PII detection and data masking
Kapa offers robust protection for Personally Identifiable Information (PII) through two complementary features:
- User message PII detection
- Knowledge source PII masking
These features ensure sensitive personal data is neither stored in Kapa's systems nor included in chatbot responses.
PII detection in user messages
If PII detection is enabled and PII is detected in a user message, the chatbot does not generate an answer. Instead, it notifies the user that PII exists in their message and suggests they try again.
How user message data is processed
When PII detection is enabled for user messages:
- Data is encrypted during transport.
- When data is received, the first process is to run the PII filter. No data is persistently stored prior to running PII filter.
- If any PII is detected, the question is rejected and no data from the user question is stored. The question is not counted as an "asked question" towards question volumes in the contract.
- The user receives a reply that they should not ask questions containing PII and they should remove any PII before submitting the question again.
During this brief processing window, all data is encrypted in transit and at rest with industry-standard encryption. Processing takes place in secure environments with strict access controls. Kapa maintains SOC 2 Type II certification for security controls.
Enabling PII detection for user messages
PII detection and filtering is not enabled by default.

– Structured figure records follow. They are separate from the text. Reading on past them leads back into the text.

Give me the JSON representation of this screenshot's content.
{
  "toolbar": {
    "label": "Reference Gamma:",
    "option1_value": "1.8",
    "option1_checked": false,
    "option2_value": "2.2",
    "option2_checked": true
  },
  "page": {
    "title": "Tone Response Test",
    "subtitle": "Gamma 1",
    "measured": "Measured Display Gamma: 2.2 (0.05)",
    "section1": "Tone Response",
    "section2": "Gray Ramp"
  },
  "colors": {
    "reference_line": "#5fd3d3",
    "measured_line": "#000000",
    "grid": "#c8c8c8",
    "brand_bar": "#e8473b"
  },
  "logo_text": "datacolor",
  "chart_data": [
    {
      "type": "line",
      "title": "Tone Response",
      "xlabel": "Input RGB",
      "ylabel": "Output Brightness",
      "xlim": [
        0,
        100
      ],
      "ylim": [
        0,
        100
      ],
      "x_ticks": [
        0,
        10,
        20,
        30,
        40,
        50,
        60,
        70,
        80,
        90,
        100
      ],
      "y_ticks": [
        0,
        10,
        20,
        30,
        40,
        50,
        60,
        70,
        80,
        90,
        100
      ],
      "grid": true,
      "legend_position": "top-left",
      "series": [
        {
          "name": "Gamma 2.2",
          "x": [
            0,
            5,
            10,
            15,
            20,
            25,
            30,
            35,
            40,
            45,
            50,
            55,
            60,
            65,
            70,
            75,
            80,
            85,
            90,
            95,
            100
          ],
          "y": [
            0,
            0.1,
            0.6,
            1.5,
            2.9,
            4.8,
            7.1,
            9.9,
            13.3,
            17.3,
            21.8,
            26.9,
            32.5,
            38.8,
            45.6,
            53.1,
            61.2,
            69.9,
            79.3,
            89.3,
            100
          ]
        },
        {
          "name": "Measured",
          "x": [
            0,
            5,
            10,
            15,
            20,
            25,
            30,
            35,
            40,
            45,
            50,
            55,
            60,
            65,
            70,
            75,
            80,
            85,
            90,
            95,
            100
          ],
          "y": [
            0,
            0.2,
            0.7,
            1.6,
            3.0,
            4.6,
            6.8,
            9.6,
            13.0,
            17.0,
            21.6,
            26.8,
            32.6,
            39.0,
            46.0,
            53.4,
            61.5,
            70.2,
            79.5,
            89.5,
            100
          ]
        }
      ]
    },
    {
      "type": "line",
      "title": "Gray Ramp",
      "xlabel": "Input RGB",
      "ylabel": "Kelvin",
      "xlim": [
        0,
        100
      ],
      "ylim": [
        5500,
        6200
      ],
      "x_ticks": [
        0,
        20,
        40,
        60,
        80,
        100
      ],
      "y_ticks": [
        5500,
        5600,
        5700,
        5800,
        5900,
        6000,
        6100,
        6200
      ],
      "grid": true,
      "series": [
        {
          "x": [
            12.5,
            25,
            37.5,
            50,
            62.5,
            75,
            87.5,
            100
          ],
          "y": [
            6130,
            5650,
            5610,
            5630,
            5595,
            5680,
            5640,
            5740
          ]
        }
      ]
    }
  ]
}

To enable it:
- Reach out to the Kapa team.
- Specify which types of PII you'd like to detect.
- The Kapa team configures the feature for you.
PII masking in knowledge sources
If PII is detected in the content of a document which is crawled by Kapa, you have the option to anonymize that information by replacing it with masked labels.
How knowledge source data is processed
When PII masking is enabled for knowledge sources:
- During the crawling process, documents are scanned for PII.
- Detected PII is "masked" with an anonymized label.
- Only the masked version of the content is stored in Kapa's system.
- This ensures sensitive data is never visible and never directly mentioned in answers generated by Kapa.
Enabling PII masking for knowledge sources
To enable the PII masking feature for a specific source:
- Navigate to the Sources screen on the Kapa platform.
- Click on the three-dot menu, to the right of a given source, and then click Configure.
- Specify which types of PII you'd like to mask.
- Save your changes.
Note that the PII detection only applies once the source is refreshed.
Supported PII types
You have the flexibility to enable or disable specific types of PII detection as per your requirements.
Recommended PII types
- Phone numbers
- Credit Cards
- Email Addresses
Other supported PII types
- IBAN Code
- IP Address
- US Bank Number
- US Driver License
- US ITIN
- US Passport
- US SSN
- Location
- Person
- Medical License
- URL
- Nationality, religious or political group
- Bitcoin Addresses
- Date and Time
Scanning for URLs can be part of PII detection, but it's optional. Depending on your product's use case, you might want to disable this option. For instance, if your users often share legitimate URLs as part of their queries, disabling this might be beneficial.